What are the minimum interrogation standards
Interrogation is questioned by a public official where there is suspicion that a person is involved in an offense. When such interrogations in carried on then some specific points have to be borne in mind by the police:
1) The State must not inflict any sort of harm on the person, taken for interrogation.
2) Interrogation should never take place at secret interrogation centers. If a person is detained for interrogation, relatives, or a third person of the person’s choice should be informed.
3) There should never be a threat of the removal of necessities such as hygiene provisions, food, exercise, rest, sleep, in exchange for information or cooperation.
4) A person under 18 years of age, suspected of involvement in any offense, should not be questioned without an adult of their choice.
5) Before any interrogation commences, the interrogated person should be informed (in a manner that is understandable to him or her) for the interrogation and any charges against him or her.
6) In case of issues with a person’s understanding of his or her rights or interrogation process or questions asked, an interpreter should be provided.
7) A person should be told of his or her right and not be compelled to testify against himself or herself or confess guilt.
8) Officials must facilitate contact with a lawyer of choice, for example, by providing a list of available lawyers, access to a telephone, and reasonable conditions of privacy for any consultation.
9) Interrogation should begin with the identification of all persons present and the recording of their names and any official position held and the place of interrogation.
10) Person should be given the right to undergo a medical examination by a competent and impartial medical practitioner to provide a point of reference for their condition before the commencement of any interrogation.
Conclusion
The violence of contestation has reached a point where it shows a state of multiple contestations and the intermingling of forces that may have very little in common.

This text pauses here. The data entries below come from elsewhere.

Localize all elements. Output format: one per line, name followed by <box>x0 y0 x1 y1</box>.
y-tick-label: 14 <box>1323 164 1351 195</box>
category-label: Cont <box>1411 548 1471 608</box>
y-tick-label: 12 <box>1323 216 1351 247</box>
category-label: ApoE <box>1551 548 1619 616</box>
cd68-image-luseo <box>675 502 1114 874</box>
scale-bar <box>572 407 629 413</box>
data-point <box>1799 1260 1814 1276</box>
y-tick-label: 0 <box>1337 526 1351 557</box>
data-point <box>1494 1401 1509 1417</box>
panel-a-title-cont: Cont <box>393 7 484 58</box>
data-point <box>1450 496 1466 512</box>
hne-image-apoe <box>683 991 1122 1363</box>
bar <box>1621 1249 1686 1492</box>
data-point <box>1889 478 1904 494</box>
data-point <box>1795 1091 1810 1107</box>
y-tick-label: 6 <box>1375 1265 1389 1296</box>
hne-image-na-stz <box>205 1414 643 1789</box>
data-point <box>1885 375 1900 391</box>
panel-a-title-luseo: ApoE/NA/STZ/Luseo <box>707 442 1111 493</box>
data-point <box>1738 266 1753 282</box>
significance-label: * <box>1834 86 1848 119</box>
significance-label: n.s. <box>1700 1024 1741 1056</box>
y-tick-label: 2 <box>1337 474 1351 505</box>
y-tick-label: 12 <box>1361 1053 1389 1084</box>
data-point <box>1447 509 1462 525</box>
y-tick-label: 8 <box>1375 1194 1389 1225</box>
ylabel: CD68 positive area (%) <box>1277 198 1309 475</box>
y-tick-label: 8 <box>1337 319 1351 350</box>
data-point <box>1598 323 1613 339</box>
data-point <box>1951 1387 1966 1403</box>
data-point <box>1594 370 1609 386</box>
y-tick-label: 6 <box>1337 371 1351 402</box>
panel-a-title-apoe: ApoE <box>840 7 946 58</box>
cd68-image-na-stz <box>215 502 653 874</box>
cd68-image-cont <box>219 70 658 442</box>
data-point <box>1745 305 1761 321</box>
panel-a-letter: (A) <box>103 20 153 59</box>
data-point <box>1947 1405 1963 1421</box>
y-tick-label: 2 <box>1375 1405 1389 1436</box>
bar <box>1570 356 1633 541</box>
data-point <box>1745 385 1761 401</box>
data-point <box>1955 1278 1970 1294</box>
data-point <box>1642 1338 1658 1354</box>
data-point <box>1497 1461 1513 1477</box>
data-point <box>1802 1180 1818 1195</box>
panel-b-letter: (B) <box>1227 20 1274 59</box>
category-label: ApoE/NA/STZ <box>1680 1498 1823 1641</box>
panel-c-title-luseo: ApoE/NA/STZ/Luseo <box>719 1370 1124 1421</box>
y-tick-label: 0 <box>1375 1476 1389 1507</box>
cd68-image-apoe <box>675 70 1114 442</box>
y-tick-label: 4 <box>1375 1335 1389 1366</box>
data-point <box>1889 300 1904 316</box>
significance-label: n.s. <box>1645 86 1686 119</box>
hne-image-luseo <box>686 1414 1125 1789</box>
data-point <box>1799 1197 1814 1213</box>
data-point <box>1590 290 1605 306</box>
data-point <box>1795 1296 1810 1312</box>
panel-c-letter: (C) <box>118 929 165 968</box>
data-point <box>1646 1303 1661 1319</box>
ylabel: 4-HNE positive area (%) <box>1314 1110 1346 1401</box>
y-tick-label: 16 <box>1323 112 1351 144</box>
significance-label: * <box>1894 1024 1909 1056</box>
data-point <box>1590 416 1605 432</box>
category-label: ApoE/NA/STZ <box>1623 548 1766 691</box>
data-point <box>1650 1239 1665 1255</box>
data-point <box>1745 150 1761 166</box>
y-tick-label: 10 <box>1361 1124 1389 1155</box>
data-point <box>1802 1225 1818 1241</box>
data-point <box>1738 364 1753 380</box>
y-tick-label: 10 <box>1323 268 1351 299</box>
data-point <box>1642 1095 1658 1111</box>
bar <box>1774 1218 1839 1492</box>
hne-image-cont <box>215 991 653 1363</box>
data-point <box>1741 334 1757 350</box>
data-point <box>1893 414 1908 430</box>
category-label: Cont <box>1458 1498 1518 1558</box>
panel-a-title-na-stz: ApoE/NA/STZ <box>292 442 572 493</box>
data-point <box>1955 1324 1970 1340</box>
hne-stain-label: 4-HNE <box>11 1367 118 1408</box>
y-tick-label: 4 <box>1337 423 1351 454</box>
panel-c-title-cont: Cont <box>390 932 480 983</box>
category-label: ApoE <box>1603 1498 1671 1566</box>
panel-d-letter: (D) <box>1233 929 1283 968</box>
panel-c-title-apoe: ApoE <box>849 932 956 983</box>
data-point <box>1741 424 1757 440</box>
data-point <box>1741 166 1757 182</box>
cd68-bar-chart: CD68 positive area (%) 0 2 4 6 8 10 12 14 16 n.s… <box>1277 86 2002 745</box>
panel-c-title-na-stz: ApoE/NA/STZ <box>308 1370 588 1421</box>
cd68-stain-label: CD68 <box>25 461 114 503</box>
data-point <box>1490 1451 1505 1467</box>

The crisis is about the faceless presence of violent forces. In most cases, the perpetrator of violence is unknown, but even if the perpetrators are identified, they carry multiple identities and play different roles. There is no clear distinction between friend and foe, no clarity about who to align with and who to fight.
There are multiple state forces—the military, the paramilitary and the police, each functioning within their hierarchy but operations being conducted under one unified command.
Is there a way out of the crisis? How can impunity be stopped? Can ordinary people shake themselves free of their state of indifference? The questions are many and varied. A two-track solution might work:
(a) legal intervention, and (b) bringing morality back into politics.
While the former demands specific changes in legislation and administrative procedures, the latter requires a difference in a political culture shaped by moral principles.